Olhemos agora para a resposta. Na saúde só podemos concluir que o SNS é uma das mais belas e relevantes construções da nossa democracia; no apoio social, depois do primeiro impacto nas residências de idosos, foi possível construir uma resposta integrada, sustentada pela parceria entre o Estado, as autarquias, as IPSS e as Misericórdias que cedo mostrou a sua flexibilidade e resiliência; na construção de uma estrutura de apoios extraordinários, através da figura do lay-off, para trabalhadores e profissionais liberais, que impediu a falência das famílias e das empresas; na determinação de um modelo de dilação para os créditos, também das famílias e das empresas, que vigorou durante quase um ano e meio com implicações significativas nos resultados dos grupos financeiros; as linhas de crédito para quase todas as atividades, em especial no turismo, que permitiram a não perda de valor e impediram o desaparecimento dramático de unidades produtivas essenciais para a recuperação.

Poderemos discordar de alguns dos objetivos do Plano de Recuperação e Resiliência. Eu discordo, mas eu não estou no Governo e não conheço todos os enquadramentos externos para esse PRR. No entanto, só poderei concluir que o plano português foi o primeiro a ser entregue e o primeiro a ser aprovado.
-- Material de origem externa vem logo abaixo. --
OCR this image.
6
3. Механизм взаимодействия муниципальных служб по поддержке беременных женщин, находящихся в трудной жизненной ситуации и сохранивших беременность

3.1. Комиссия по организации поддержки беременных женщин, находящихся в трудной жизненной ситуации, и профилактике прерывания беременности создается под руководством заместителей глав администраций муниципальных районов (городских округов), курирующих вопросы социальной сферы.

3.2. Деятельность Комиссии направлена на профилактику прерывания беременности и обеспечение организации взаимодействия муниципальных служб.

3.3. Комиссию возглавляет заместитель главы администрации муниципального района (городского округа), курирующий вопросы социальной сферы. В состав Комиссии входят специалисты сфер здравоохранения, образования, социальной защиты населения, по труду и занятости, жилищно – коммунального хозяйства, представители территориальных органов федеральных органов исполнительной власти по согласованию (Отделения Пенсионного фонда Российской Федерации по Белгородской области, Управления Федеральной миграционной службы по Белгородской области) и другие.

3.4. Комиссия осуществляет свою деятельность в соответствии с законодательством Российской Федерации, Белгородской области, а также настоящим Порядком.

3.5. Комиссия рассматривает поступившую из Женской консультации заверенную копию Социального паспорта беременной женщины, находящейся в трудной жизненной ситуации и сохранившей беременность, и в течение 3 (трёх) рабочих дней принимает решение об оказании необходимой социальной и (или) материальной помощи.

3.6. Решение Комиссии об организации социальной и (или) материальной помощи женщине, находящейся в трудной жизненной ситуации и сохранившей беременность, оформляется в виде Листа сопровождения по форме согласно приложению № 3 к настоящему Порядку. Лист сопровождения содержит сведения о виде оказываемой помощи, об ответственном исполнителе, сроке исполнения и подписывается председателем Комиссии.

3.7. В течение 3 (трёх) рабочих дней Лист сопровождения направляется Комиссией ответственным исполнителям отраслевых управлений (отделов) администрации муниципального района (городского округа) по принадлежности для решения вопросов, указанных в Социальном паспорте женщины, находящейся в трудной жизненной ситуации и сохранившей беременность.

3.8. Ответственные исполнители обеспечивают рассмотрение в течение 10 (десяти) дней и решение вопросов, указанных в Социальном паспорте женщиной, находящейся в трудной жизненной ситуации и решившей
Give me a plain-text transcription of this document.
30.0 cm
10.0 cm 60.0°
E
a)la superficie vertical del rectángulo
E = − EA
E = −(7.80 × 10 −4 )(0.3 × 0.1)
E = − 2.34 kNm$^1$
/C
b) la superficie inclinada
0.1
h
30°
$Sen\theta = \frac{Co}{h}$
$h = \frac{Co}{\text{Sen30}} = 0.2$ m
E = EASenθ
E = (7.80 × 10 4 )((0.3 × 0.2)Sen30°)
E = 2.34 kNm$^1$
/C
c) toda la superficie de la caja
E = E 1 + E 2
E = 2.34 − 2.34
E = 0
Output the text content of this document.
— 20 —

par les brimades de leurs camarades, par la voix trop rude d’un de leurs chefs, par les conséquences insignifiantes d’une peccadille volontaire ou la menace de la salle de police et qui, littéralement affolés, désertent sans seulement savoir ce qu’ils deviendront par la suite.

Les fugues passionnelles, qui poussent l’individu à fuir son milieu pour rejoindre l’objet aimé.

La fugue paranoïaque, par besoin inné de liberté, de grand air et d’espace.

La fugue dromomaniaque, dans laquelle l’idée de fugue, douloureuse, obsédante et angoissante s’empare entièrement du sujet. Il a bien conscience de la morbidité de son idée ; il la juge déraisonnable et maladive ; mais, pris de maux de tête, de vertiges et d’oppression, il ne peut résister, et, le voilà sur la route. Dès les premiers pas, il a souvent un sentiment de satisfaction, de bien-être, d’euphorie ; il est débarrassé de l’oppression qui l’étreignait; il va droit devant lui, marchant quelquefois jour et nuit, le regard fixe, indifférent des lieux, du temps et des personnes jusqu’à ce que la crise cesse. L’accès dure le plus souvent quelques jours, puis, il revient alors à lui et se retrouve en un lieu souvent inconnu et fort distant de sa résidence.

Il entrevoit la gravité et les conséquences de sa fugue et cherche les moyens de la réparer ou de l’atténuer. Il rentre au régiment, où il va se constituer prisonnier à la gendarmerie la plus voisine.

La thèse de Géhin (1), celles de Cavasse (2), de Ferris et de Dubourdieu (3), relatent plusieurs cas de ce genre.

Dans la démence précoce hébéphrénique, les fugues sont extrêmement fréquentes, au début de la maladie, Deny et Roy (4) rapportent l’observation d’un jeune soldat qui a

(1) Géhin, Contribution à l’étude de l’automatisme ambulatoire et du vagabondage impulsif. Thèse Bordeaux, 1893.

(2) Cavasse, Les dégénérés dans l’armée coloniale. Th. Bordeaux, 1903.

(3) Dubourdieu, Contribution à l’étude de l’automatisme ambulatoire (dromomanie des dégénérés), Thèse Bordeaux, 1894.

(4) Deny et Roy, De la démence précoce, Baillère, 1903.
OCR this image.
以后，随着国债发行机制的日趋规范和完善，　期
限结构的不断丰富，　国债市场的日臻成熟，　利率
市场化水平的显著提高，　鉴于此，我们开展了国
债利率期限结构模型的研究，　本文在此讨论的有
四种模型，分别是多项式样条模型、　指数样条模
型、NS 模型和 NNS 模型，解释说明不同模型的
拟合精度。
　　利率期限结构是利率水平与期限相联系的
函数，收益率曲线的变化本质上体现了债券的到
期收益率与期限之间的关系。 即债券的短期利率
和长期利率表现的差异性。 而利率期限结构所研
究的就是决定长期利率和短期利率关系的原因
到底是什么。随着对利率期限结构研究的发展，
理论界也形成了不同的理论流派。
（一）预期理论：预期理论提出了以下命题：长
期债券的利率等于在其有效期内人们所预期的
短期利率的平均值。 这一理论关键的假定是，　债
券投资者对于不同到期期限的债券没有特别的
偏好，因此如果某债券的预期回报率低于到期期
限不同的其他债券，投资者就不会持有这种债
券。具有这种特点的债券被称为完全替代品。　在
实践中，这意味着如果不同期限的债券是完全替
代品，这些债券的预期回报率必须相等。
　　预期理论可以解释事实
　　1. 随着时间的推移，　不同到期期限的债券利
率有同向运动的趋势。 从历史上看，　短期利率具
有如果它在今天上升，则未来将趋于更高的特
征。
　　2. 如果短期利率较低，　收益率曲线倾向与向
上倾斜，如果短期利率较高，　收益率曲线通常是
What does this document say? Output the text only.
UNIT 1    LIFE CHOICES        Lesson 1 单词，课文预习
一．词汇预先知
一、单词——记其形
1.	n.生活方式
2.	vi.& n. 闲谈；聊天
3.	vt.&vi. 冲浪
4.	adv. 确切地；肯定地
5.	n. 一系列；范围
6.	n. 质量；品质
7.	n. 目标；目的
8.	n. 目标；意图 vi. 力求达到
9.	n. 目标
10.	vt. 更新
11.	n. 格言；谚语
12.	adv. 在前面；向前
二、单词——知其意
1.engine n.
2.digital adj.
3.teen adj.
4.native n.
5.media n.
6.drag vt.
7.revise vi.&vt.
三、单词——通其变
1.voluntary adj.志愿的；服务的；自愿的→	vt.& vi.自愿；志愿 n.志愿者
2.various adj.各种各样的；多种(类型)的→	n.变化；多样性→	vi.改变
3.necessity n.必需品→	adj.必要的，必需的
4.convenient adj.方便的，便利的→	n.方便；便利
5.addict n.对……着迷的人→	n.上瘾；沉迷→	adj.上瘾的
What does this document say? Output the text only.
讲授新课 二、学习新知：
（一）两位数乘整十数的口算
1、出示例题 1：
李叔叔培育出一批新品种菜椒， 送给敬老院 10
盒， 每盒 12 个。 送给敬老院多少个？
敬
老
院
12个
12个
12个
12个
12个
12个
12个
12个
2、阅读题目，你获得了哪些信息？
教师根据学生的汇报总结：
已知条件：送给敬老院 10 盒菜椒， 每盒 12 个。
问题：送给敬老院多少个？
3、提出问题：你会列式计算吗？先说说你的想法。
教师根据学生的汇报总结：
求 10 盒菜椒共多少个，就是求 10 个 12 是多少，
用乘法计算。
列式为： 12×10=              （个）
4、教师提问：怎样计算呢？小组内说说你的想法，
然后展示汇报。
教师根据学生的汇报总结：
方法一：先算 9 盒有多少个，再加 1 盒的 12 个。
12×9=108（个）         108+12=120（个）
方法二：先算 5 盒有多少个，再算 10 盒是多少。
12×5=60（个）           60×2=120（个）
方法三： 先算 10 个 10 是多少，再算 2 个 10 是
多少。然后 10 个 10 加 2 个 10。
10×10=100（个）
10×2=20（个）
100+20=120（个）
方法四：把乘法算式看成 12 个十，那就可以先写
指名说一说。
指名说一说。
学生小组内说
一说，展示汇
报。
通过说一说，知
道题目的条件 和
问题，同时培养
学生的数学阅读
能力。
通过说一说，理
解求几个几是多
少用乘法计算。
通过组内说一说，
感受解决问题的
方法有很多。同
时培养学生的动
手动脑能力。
É correta a opção por uma distribuição do investimento mais na segunda parte da sua vigência? Completamente. Num país com graves problemas de capital é relevante que se organizem as empresas, os interesses, os promotores para este novo instrumento. Não é mais um quadro europeu como os que vigoram desde 1986, é uma outra realidade que marcará o futuro da EU e da sua integração.

Perante o monoproduto político que é a pandemia só podemos ter um debate monotemático assente na pandemia. A pandemia foi o país entre parênteses, a política, o debate que lhe está associado só pode ser sobre um único objeto.

Há duas personalidades que importa relevar neste momento. A primeira é Rui Rio. Não vamos olhar para as pequenas questões do dia a dia, que sempre existem. Porém, Rio foi um Senhor em toda esta longa pena que Portugal viveu ao longo deste ano e meio. Na determinação do Estado de Emergência, nas medidas de apoio, na leitura que fez nos tempos críticos. Um líder da oposição é sempre o mais penalizado quando o país vive em Estado de Exceção e todos vivemos nesse enquadramento. Foi o PSD, não podemos esquecer, quando o PS negava ainda a dureza da pandemia, quem propôs o uso de máscara na rua e, por azar dos Távoras, teve de ser o PS a apadrinhar esta iniciativa de Rio, na sua última revisão.

A outra personalidade é um siamês político assente em duas pessoas. Marcelo Rebelo de Sousa e António Costa, com as diatribes e teimosias que são conhecidas de ambos, funcionaram como se fossem um só, sem que os portugueses tenham, num olhar distante, nada a considerar de negativo. Marcelo obrigou Costa ao primeiro Estado de Emergência, Costa obrigou Marcelo a engolir a mais recente afirmação de que nunca voltaríamos a um novo Estado de Emergência. Em Trás-os-Montes os mais velhos olhariam para ambos e encolheriam os ombros desqualificando estes achaques.

No meio de tudo isto o país parou. António Costa ainda não começou a governar com o seu programa. Tudo porque a anterior legislatura foi marcada pela geringonça e esta, na sua primeira metade, pela pandemia. É por isso que eu sempre digo – Costa só começará a marcar o país em 2022 e quer fazer mais seis anos de mandato enquanto primeiro-ministro. As marcas nas agendas digital e climática são o seu objetivo. Para isso precisa de encontrar novos protagonistas, frescos e sábios. Precisa, também ele, de se reinventar.